Das funktioniert auch, doch bewegt sich bei mir die FPS-Rate bei 83 FPS. Und das ist - meiner Meinung nach - zu hoch, denn einige Anspruchsvolle Spiele (auf meinem PC) haben eine Rate, die sich zwischen 30-50 FPS bewegt. 

Nun beim Nachdenken über dieses Problem viel mir das "Thread.sleep(10)" ins Auge: die Sleepzeit ist konstant. Kann man nicht irgendwie eine sich anpassende Sleepzeit berechnen anhand einer konstanden Framerate? Ich denke, dass ist es, was ein FrameLimiter macht: er sorgt dafür, dass die Framerate an das System angepasst wird und sich "normal" verhält. Ist ein langsames System vorhanden, geht die FPS durch den Limiter in den Keller, da FrameSkipping betrieben werden muss, damit nicht alles abschmiert.

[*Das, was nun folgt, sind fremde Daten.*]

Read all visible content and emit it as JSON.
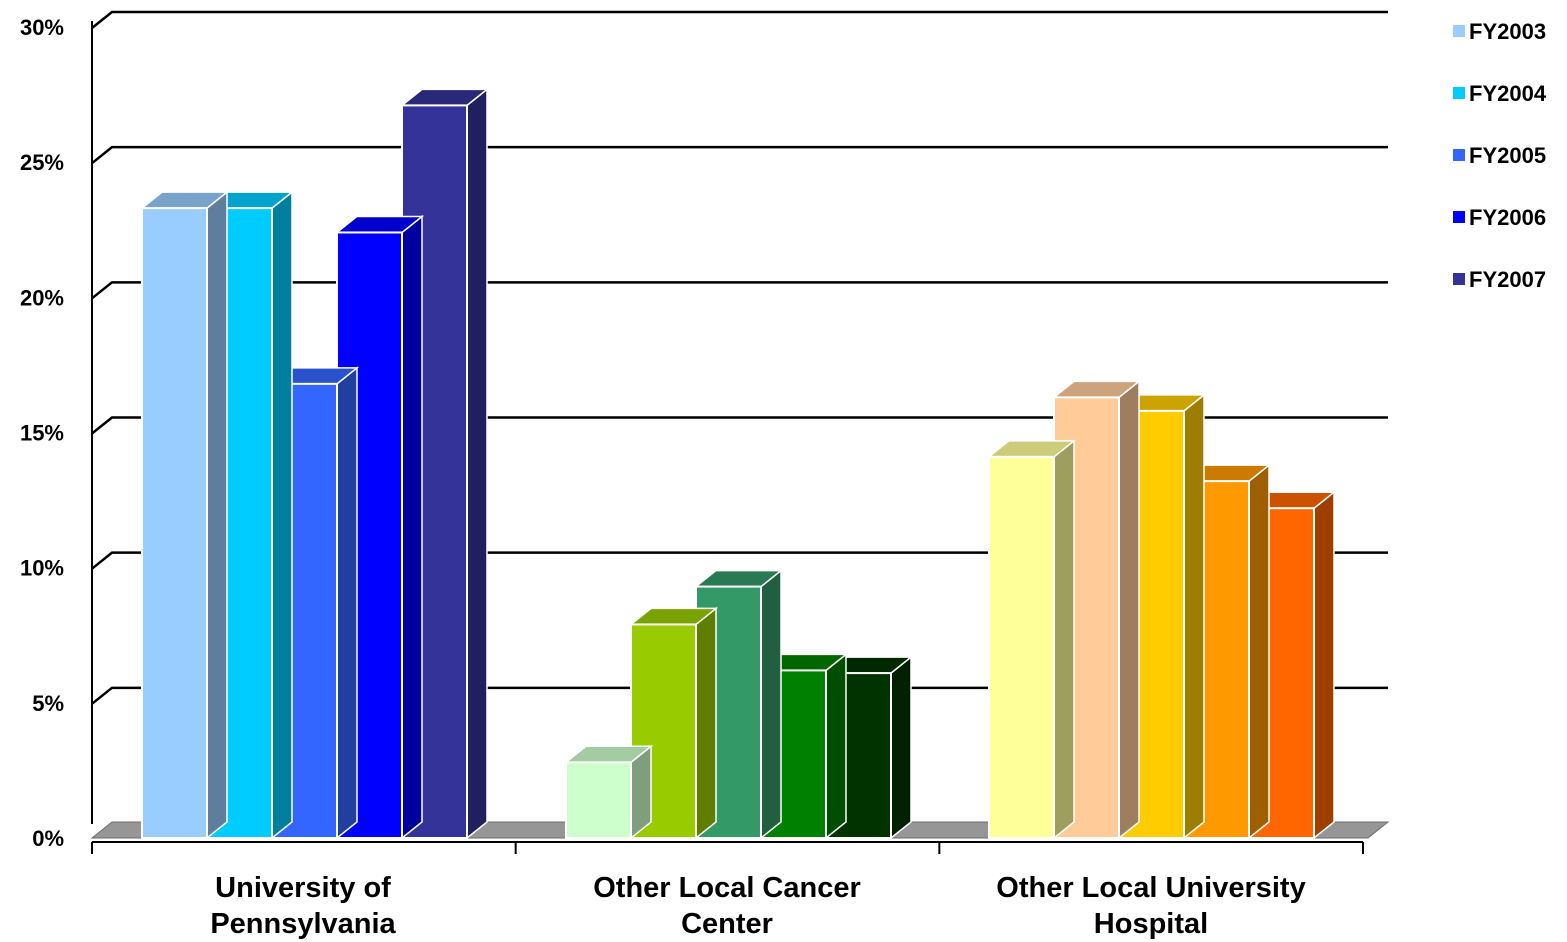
{
  "chart_data": {
    "type": "bar",
    "title": "",
    "xlabel": "",
    "ylabel": "",
    "ylim": [
      0,
      30
    ],
    "yticks": [
      "0%",
      "5%",
      "10%",
      "15%",
      "20%",
      "25%",
      "30%"
    ],
    "grid": true,
    "legend_position": "top-right",
    "categories": [
      [
        "University of",
        "Pennsylvania"
      ],
      [
        "Other Local Cancer",
        "Center"
      ],
      [
        "Other Local University",
        "Hospital"
      ]
    ],
    "series": [
      {
        "name": "FY2003",
        "values": [
          23.3,
          2.8,
          14.1
        ]
      },
      {
        "name": "FY2004",
        "values": [
          23.3,
          7.9,
          16.3
        ]
      },
      {
        "name": "FY2005",
        "values": [
          16.8,
          9.3,
          15.8
        ]
      },
      {
        "name": "FY2006",
        "values": [
          22.4,
          6.2,
          13.2
        ]
      },
      {
        "name": "FY2007",
        "values": [
          27.1,
          6.1,
          12.2
        ]
      }
    ],
    "bar_colors": [
      [
        "#99CCFF",
        "#00CCFF",
        "#3366FF",
        "#0000FF",
        "#333399"
      ],
      [
        "#CCFFCC",
        "#99CC00",
        "#339966",
        "#008000",
        "#003300"
      ],
      [
        "#FFFF99",
        "#FFCC99",
        "#FFCC00",
        "#FF9900",
        "#FF6600"
      ]
    ],
    "legend_colors": [
      "#99CCFF",
      "#00CCFF",
      "#3366FF",
      "#0000FF",
      "#333399"
    ]
  }
}
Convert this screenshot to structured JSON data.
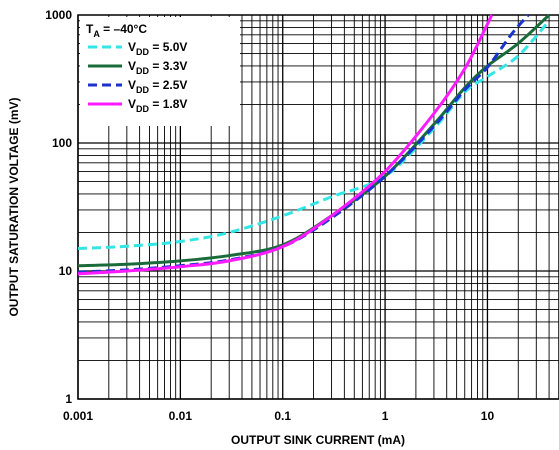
{
  "chart_data": {
    "type": "line",
    "x_scale": "log",
    "y_scale": "log",
    "xlim": [
      0.001,
      50
    ],
    "ylim": [
      1,
      1000
    ],
    "xlabel": "OUTPUT SINK CURRENT (mA)",
    "ylabel": "OUTPUT SATURATION VOLTAGE (mV)",
    "x_ticks": [
      "0.001",
      "0.01",
      "0.1",
      "1",
      "10"
    ],
    "y_ticks": [
      "1",
      "10",
      "100",
      "1000"
    ],
    "x_tick_values": [
      0.001,
      0.01,
      0.1,
      1,
      10
    ],
    "y_tick_values": [
      1,
      10,
      100,
      1000
    ],
    "grid": true,
    "legend_position": "top-left",
    "legend_title": {
      "main": "T",
      "sub": "A",
      "suffix": " = –40°C"
    },
    "series": [
      {
        "name": "VDD = 5.0V",
        "label_main": "V",
        "label_sub": "DD",
        "label_suffix": " = 5.0V",
        "color": "#33e6e6",
        "dash": "dash",
        "points": [
          [
            0.001,
            15
          ],
          [
            0.003,
            15.6
          ],
          [
            0.01,
            17
          ],
          [
            0.03,
            20
          ],
          [
            0.1,
            27
          ],
          [
            0.3,
            38
          ],
          [
            1,
            55
          ],
          [
            3,
            130
          ],
          [
            6,
            250
          ],
          [
            10,
            330
          ],
          [
            20,
            480
          ],
          [
            40,
            900
          ]
        ]
      },
      {
        "name": "VDD = 3.3V",
        "label_main": "V",
        "label_sub": "DD",
        "label_suffix": " = 3.3V",
        "color": "#1a6b3a",
        "dash": "solid",
        "points": [
          [
            0.001,
            11
          ],
          [
            0.003,
            11.3
          ],
          [
            0.01,
            12
          ],
          [
            0.03,
            13.2
          ],
          [
            0.1,
            16
          ],
          [
            0.3,
            27
          ],
          [
            1,
            55
          ],
          [
            3,
            140
          ],
          [
            6,
            270
          ],
          [
            10,
            400
          ],
          [
            20,
            600
          ],
          [
            40,
            1000
          ]
        ]
      },
      {
        "name": "VDD = 2.5V",
        "label_main": "V",
        "label_sub": "DD",
        "label_suffix": " = 2.5V",
        "color": "#1a33cc",
        "dash": "dash",
        "points": [
          [
            0.001,
            9.8
          ],
          [
            0.003,
            10.2
          ],
          [
            0.01,
            11
          ],
          [
            0.03,
            12.2
          ],
          [
            0.1,
            15.5
          ],
          [
            0.3,
            26
          ],
          [
            1,
            55
          ],
          [
            3,
            135
          ],
          [
            6,
            260
          ],
          [
            10,
            390
          ],
          [
            17,
            700
          ],
          [
            25,
            1000
          ]
        ]
      },
      {
        "name": "VDD = 1.8V",
        "label_main": "V",
        "label_sub": "DD",
        "label_suffix": " = 1.8V",
        "color": "#ff1aff",
        "dash": "solid",
        "points": [
          [
            0.001,
            9.5
          ],
          [
            0.003,
            10
          ],
          [
            0.01,
            10.8
          ],
          [
            0.03,
            12
          ],
          [
            0.1,
            15.5
          ],
          [
            0.3,
            27
          ],
          [
            1,
            60
          ],
          [
            3,
            170
          ],
          [
            6,
            380
          ],
          [
            10,
            850
          ],
          [
            11,
            1000
          ]
        ]
      }
    ]
  }
}
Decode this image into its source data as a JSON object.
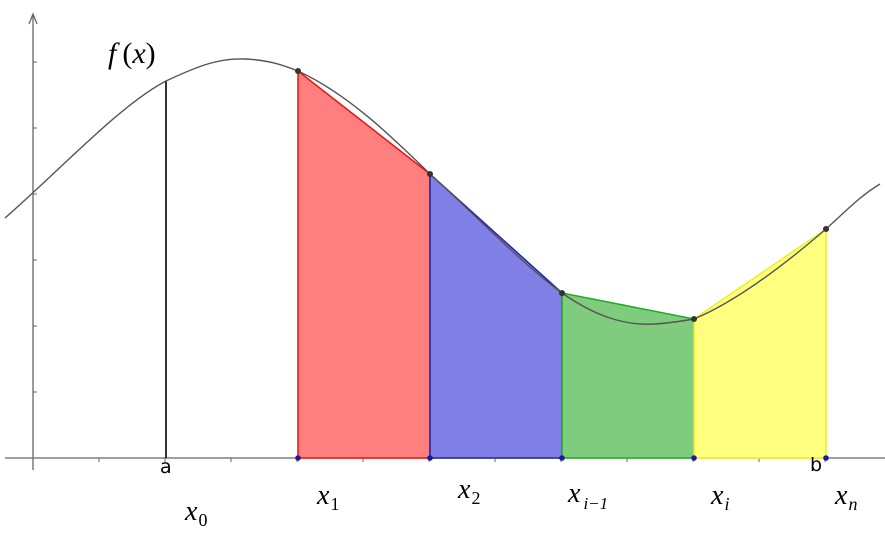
{
  "function_label": {
    "name": "f",
    "open_paren": "(",
    "arg": "x",
    "close_paren": ")"
  },
  "endpoints": {
    "a": "a",
    "b": "b"
  },
  "x_labels": [
    {
      "base": "x",
      "sub": "0"
    },
    {
      "base": "x",
      "sub": "1"
    },
    {
      "base": "x",
      "sub": "2"
    },
    {
      "base": "x",
      "sub": "i−1"
    },
    {
      "base": "x",
      "sub": "i"
    },
    {
      "base": "x",
      "sub": "n"
    }
  ],
  "colors": {
    "trapezoid_1_fill": "#ff7f7f",
    "trapezoid_1_edge": "#ee1111",
    "trapezoid_2_fill": "#7f7fe6",
    "trapezoid_2_edge": "#2222aa",
    "trapezoid_3_fill": "#7fcc7f",
    "trapezoid_3_edge": "#22aa22",
    "trapezoid_4_fill": "#ffff7f",
    "trapezoid_4_edge": "#eeee22",
    "curve": "#555555",
    "axis": "#666666",
    "point": "#333333",
    "axis_point": "#1a1aa0"
  }
}
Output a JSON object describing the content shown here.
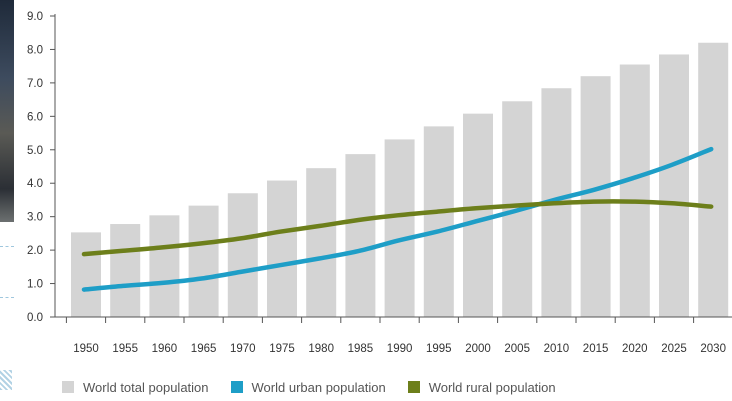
{
  "chart_data": {
    "type": "bar",
    "categories": [
      "1950",
      "1955",
      "1960",
      "1965",
      "1970",
      "1975",
      "1980",
      "1985",
      "1990",
      "1995",
      "2000",
      "2005",
      "2010",
      "2015",
      "2020",
      "2025",
      "2030"
    ],
    "series": [
      {
        "name": "World total population",
        "kind": "bar",
        "color": "#d4d4d4",
        "values": [
          2.53,
          2.78,
          3.04,
          3.33,
          3.7,
          4.08,
          4.45,
          4.87,
          5.31,
          5.7,
          6.08,
          6.45,
          6.84,
          7.2,
          7.55,
          7.85,
          8.2
        ]
      },
      {
        "name": "World urban population",
        "kind": "line",
        "color": "#1e9ec7",
        "values": [
          0.82,
          0.93,
          1.02,
          1.15,
          1.35,
          1.55,
          1.75,
          1.97,
          2.28,
          2.55,
          2.86,
          3.17,
          3.5,
          3.8,
          4.15,
          4.55,
          5.02
        ]
      },
      {
        "name": "World rural population",
        "kind": "line",
        "color": "#6d7f1b",
        "values": [
          1.88,
          1.98,
          2.08,
          2.2,
          2.35,
          2.55,
          2.72,
          2.9,
          3.04,
          3.15,
          3.25,
          3.33,
          3.4,
          3.45,
          3.45,
          3.4,
          3.3
        ]
      }
    ],
    "y_ticks": [
      "0.0",
      "1.0",
      "2.0",
      "3.0",
      "4.0",
      "5.0",
      "6.0",
      "7.0",
      "8.0",
      "9.0"
    ],
    "ylim": [
      0,
      9
    ],
    "grid": false,
    "legend_position": "bottom"
  },
  "legend": [
    {
      "label": "World total population",
      "color": "#d4d4d4"
    },
    {
      "label": "World urban population",
      "color": "#1e9ec7"
    },
    {
      "label": "World rural population",
      "color": "#6d7f1b"
    }
  ]
}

Also, was will ich nun hier? Es geht mir darum, meine Gedanken noch ein bisschen zu ordnen, sodass ich mir überlegen kann, wie ich meinen GamePainter nun richtig aufbaue, damit mir das Ding später nicht vor die Füße fliegt!

Es wäre also wirklich super nett, wenn Ihr ein Paar Gedanken schreiben würdet, die mich irgendwie weiterbringen! Vieleicht habt Ihr auch noch Links oder soetwas - immer gerne!!!

Mit bestem Gruß,
fps (alias Max)


----------



## ice-breaker (2. Apr 2010)

fps hat gesagt.:


> Das funktioniert auch, doch bewegt sich bei mir die FPS-Rate bei 83 FPS. Und das ist - meiner Meinung nach - zu hoch, denn einige Anspruchsvolle Spiele (auf meinem PC) haben eine Rate, die sich zwischen 30-50 FPS bewegt.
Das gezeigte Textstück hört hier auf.